The problem I've always had with FFTs is that it's incredibly difficult to write an optimal FFT for X size, Y direction, Z variability (X=2^4-2^64, Y=FWD,REV,BIDIR, Z=2^4-2^(log2(X)))
Does the metaprogramming element of FFTW work well, or does it boil down to "If X=2^4, Y=FWD, Z=X: build24FWDX()"?
Based another comment by someone who studied the source, it sounds like the ocaml code generates C code for the various optimized kernels. Wonder how the C kernel chooser code looks like.
FWIW, proper hygienic macros and scientific focused array types makes this sort of meta-programming optimization in Julia kinda fun.
Though just using type dispatching / multi-methods might be all that’s needed.
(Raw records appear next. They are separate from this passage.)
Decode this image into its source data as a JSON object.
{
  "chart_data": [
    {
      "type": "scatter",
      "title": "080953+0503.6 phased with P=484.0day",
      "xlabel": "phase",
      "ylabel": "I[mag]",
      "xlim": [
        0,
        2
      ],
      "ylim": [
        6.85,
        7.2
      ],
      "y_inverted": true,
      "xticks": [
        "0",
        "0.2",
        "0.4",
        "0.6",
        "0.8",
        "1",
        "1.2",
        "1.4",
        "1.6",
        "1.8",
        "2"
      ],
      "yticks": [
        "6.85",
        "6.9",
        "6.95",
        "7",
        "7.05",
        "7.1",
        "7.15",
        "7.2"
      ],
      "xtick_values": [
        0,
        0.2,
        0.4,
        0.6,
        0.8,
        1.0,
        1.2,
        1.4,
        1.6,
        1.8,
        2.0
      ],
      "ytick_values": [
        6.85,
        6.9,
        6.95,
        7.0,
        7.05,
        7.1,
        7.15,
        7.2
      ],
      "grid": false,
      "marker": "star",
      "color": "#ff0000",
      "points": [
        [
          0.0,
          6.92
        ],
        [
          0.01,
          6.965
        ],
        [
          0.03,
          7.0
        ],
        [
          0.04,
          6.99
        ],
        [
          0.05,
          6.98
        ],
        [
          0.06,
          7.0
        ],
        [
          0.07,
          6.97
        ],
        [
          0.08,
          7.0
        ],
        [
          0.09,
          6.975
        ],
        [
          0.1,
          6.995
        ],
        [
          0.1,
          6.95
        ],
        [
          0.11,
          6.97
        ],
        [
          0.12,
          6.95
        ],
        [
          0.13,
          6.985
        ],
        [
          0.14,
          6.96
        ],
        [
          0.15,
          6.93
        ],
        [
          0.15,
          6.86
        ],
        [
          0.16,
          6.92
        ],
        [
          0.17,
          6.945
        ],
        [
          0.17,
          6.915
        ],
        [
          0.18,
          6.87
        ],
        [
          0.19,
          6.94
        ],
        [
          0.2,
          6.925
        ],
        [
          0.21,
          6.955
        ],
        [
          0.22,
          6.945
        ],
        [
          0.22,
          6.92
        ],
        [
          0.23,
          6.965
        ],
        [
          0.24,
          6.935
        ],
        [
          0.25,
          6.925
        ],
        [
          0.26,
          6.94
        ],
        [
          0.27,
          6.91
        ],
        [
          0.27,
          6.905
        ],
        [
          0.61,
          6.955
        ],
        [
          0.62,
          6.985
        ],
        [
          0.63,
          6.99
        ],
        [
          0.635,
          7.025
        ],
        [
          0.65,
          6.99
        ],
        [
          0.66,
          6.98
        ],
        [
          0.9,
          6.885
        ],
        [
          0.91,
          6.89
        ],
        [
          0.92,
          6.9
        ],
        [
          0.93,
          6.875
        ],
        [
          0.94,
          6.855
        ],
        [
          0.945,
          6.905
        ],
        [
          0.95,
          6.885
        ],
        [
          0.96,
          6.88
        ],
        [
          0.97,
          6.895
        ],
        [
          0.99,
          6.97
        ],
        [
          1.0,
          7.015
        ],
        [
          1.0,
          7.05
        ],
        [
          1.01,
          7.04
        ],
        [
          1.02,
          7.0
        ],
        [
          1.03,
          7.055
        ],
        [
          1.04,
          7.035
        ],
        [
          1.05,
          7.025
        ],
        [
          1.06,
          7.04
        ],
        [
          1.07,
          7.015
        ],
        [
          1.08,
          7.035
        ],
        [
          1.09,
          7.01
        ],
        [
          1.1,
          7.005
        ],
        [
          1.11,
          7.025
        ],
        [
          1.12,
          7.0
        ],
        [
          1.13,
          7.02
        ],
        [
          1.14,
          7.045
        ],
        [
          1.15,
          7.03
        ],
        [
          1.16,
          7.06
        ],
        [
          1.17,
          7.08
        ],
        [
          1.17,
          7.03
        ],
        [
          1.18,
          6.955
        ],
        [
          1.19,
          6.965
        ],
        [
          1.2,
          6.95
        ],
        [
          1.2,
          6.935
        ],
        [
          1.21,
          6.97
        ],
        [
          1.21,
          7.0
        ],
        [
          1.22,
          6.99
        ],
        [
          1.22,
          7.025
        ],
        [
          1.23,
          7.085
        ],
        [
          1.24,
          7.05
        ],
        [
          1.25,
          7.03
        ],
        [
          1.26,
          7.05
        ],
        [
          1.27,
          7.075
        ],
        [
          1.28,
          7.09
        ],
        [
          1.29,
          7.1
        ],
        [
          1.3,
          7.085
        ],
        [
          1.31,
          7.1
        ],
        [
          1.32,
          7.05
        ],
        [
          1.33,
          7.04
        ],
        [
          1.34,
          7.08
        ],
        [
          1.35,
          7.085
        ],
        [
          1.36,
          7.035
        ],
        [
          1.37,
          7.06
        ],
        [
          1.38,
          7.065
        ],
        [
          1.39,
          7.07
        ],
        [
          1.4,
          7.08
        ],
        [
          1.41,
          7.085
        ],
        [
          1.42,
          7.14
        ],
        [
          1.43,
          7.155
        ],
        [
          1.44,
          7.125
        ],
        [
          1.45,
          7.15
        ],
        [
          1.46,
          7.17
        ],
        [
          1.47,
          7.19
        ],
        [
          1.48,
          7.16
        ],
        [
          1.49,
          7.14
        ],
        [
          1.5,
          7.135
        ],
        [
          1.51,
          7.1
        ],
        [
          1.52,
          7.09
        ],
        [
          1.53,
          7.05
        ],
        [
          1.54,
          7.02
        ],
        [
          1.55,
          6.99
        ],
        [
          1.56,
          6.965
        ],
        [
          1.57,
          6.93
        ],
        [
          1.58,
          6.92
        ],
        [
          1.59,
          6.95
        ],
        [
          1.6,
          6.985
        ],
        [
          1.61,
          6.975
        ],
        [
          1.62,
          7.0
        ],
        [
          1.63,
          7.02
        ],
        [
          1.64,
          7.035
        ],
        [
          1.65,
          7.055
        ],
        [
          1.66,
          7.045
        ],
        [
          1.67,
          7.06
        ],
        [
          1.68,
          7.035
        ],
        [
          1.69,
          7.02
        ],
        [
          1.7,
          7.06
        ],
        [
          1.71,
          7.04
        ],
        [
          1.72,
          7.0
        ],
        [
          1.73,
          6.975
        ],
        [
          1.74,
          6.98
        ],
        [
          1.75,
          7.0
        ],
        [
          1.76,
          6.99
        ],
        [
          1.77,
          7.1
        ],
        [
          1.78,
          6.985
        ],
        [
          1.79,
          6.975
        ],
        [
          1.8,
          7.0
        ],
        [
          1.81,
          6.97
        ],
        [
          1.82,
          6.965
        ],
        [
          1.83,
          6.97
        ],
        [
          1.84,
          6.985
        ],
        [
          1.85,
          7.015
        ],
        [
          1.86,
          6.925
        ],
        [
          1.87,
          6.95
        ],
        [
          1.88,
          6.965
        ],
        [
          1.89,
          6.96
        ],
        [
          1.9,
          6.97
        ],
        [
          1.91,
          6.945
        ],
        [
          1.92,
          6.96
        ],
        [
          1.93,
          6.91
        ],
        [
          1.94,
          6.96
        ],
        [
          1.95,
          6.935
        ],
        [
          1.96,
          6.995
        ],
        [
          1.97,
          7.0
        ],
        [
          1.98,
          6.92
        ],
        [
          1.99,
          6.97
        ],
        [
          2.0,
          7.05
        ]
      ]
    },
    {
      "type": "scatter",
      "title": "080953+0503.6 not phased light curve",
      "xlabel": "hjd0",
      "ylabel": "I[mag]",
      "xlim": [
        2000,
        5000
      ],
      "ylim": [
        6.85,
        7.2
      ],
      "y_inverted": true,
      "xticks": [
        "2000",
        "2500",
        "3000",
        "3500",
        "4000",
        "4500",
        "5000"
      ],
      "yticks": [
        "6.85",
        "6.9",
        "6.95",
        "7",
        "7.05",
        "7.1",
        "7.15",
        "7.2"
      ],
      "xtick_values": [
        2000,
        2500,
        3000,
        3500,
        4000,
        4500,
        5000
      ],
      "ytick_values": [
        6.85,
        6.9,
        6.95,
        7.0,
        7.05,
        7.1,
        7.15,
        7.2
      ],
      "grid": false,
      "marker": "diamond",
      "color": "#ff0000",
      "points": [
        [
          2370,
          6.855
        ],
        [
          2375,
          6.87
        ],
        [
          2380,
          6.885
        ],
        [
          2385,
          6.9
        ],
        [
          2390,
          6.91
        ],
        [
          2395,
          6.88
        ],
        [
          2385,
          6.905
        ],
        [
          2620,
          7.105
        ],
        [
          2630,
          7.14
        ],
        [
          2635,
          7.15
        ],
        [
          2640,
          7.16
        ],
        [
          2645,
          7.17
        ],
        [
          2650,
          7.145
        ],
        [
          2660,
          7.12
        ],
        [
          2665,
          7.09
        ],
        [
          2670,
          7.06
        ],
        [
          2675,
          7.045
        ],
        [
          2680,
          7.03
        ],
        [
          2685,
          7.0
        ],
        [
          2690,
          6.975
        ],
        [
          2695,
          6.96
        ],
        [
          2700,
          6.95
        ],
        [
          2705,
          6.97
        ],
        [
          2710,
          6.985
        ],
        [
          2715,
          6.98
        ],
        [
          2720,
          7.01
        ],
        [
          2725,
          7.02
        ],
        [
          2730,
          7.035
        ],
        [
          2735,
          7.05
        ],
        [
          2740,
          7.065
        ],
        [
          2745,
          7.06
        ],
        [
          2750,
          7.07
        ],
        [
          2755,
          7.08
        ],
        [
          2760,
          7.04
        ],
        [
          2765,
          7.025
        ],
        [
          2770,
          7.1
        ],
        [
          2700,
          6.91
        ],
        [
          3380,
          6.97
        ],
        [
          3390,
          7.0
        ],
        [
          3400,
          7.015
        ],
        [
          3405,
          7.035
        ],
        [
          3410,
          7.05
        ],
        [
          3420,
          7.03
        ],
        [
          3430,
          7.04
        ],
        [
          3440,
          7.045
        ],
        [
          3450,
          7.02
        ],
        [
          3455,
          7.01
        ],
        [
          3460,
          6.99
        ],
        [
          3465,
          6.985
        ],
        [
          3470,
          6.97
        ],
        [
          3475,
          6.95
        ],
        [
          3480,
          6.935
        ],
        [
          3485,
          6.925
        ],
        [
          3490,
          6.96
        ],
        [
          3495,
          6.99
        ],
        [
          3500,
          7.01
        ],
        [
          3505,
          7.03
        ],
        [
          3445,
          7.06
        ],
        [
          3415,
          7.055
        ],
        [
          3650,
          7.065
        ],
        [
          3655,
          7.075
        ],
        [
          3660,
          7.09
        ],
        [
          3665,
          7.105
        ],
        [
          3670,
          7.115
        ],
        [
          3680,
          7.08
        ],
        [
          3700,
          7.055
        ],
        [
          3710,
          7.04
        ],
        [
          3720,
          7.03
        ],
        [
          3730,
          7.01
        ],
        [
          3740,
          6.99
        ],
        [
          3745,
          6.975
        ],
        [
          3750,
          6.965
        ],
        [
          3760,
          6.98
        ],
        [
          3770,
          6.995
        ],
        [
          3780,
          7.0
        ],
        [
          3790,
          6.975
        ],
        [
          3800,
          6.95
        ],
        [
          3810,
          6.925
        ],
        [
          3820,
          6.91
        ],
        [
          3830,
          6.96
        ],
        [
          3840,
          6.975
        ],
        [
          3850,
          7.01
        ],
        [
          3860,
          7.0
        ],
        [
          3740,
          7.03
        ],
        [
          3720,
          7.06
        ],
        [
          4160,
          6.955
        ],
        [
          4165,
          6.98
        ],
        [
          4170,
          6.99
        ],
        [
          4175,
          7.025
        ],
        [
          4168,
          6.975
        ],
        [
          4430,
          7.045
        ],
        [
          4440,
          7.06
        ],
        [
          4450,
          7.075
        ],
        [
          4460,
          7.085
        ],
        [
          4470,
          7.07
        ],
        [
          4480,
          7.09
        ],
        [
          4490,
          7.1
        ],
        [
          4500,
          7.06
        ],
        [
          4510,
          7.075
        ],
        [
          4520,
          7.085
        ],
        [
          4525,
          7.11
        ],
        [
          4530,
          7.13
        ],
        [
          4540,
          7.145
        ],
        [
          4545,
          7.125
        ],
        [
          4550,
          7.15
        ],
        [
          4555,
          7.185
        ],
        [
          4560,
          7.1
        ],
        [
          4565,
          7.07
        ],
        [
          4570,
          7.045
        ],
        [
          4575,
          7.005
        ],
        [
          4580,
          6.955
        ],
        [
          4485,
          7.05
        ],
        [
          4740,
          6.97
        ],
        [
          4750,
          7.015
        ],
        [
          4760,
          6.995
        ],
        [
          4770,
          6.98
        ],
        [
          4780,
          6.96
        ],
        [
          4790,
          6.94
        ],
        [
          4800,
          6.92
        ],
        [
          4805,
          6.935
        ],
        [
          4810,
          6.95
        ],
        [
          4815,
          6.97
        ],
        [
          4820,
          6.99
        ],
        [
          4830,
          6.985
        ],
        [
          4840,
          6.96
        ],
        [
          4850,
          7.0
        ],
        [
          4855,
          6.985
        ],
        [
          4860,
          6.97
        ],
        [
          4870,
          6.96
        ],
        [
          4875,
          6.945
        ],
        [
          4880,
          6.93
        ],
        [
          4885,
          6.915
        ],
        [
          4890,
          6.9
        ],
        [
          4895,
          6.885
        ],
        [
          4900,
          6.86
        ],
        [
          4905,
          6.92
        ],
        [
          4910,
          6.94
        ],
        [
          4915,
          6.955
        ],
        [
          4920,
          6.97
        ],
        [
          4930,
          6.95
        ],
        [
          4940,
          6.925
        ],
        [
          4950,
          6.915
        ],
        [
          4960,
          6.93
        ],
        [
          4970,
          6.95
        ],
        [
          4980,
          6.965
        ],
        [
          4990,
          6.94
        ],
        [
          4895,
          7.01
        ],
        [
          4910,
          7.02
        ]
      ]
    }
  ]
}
It all makes me want to have a reason to write that kind of optimized code... For example if you can lift the size, variable, and variability into types you could match on your config roughly like: “fft(X :: Pwr2_64, Y :: FWD, Dir :: REV, Var :: BIDIR, Z) = 2^4-2^(log2(X))”.
This was back before Julia could do auto-SIMD optimizations, and it got quite close to FFTW without SIMD. He mentioned somewhere that modern Julia should be able to get very close to FFTW with SIMD, given that Julia now has better inlining heuristics, interprocedural optimizations, automatic SIMD, etc. (2014 was the stone age for Julia). If you read the rest of the thread, most of the discussion was about a standard library system so FFTW could be moved out. With Julia v1.0 FFTW is now in the standard library, which gives room for a pure Julia FFT to be standard. So this should get revived soon and we will have a beautiful generic FFTW algorithm. I can't wait :)
Yeah, I meant to say it's no longer in the standard library. It's not given special privileges anymore, so we are free to iterate alternatives to it. I'm not sure how to edit and fix that post (there's another typo in there :( )
Does the metaprogramming element of FFTW work well, or does it boil down to "If X=2^4, Y=FWD, Z=X: build24FWDX()"?